Tips for Negotiating Parenting Time Schedules
A Brief Overview of Parenting Time in Illinois
When a divorcing family with children tries to enter an Allocation Judgment finalizing all of the issues relative to the minor children, without a doubt, the parenting time schedule is one of the more difficult topics. Parenting time is what we now refer to what we used to call “residential custody”. The parenting time schedule dictates where the children will be on any given day of the week, where they sleep each night, who the minor children are with for school breaks, summer vacations and holidays. The parents have to determine a schedule for the minor children prior to their divorce being finalized.
Over the years, the parenting time schedules have evolved to give both parents more time, based upon certain factors relevant to their situation.
The court will often look at what the status quo parenting time has been for the twenty-four (24) months prior to filing. We are living in a different world than we were living in ten years ago. More parents than ever are working from home, or doing a hybrid work schedule. This allows parents who used to have to commute every day to reasonably accommodate school drop off and pick up on certain days of the week, to transport to activities and sports after school, and to all around be more involved with their children. It is allowing parents who were formerly stay-at-home parents to get back into the workforce through virtual employment during hours when their children are in school. As a result, parents are much more available for parenting time than they were, say, when they were spending 3 hours a day commuting prior to the pandemic, which opens up a new realm of possibility for more parenting time.
What are the common parenting time schedules in Illinois?
Some of the more common parenting time schedules give the majority of parenting time to one parent, with liberal parenting time to the other parent. Stereotypically, there used to be an “every other weekend” type schedule with the non-custodial parent, along with nights for dinner visits during the week. We can do better than this now in the world we are living in, so long as it serves the best interests of the minor children. In Chicago family courts, more and more we are seeing schedules where the parent with less parenting time will have overnight parenting time during weeknights. Of course, this only works when the parents live in close proximity to the school, to avoid an increase in commute times for the minor children. We are seeing a shift to more and more 40/60 parenting time schedules, and even some 50/50 parenting time schedules. Even the “every other weekend” parent will have substantial parenting time during the week; or they may have more summer parenting time, etc.
Overall, parenting time is not a “one size fits all” situation. The schedule is always determined based upon:
— what is in the best interests of the minor children;
— looking at the status quo parenting time/parent who dealt with day to day caretaking for the children;
— what is the best fit for a particular family; and
— geographic issues, such as proximity to school/work, hours of same, and other logistical issues.
Can my child’s other parent deny me access to my children?

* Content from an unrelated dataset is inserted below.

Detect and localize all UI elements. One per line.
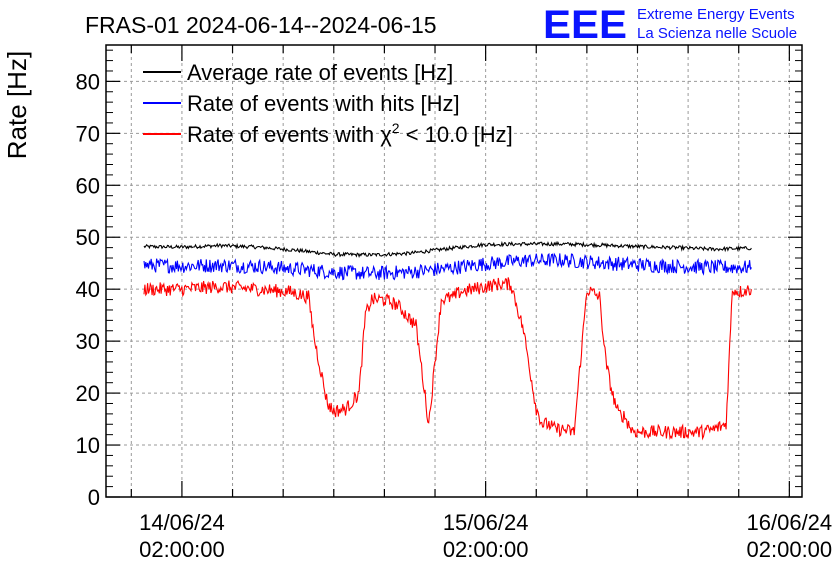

In sum, absent an order which precludes access to the minor children, such as an order of protection, or another court order, the other parent should not deny access by one parent to the minor children. In fact, that could reflect badly on the parent who is denying access once the matter is before a Judge when it is not otherwise warranted. There are some limited exceptions, though, particularly when the parents were never married and the second parent did not sign a Voluntary Acknowledgement of Paternity/Parentage and is not listed on the birth certificate. In those situations, you’d need a parentage order before a court would allow parenting time, and that would need to be adjudicated. If you were to contact the police to try and see your children in that situation, they legally cannot do anything about the other parent withholding the children because legally you aren’t recognized as their second parent until a parentage order is entered. Parents who are married at the time a child is born, or a parent who appears on a birth certificate for a minor child, should not be denied access. (Realistically, though, in our experience, if there is no parenting time order and the parties are arguing about who can spend time with he children and the police are called, most of the time the police will tell the parties to go to court and get a court order before they will intervene.)
It is best to negotiate a temporary parenting time schedule in any divorce or parentage matter with minor children so that there is a governing interim court order explaining exactly what the parenting time looks like. The order is enforceable in the event of a disagreement and it helps everyone have rules which govern the parenting time schedule so that everyone has the same expectations. These temporary orders can be entered in the interim during a divorce or parentage case before a final order is entered and are extremely helpful for managing the parent and children’s expectations and keeping them on a schedule.
How often should I speak with my children when it isn’t my parenting time?
Sometimes access to the minor children can be a problem in divorce and parentage cases. Usually, a final Allocation Judgment allows children to contact their parent whenever they want to (within reason) and sets forth some sort of phone or video chat access schedule for younger children who are old enough to sit with an iPad or on a phone for a small period of time. This does not work with younger children as well because they cannot sit still long enough to have a phone call. There are some limited exceptions, such as when parents live out of state from a young child, though — the calls just generally cannot be very long and both parents have to cooperate to effectuate them. Having carved out time in an Allocation Judgment for older kids, such as teenagers, also can be a bad idea, but depends on the situation. A teen who has a great relationship with both parents is probably going to call them often without having a “schedule” in place. A teen who is working to repair a relationship with a parent might need some coercion or a schedule in a court order for the calls to take place. It completely depends upon the situation.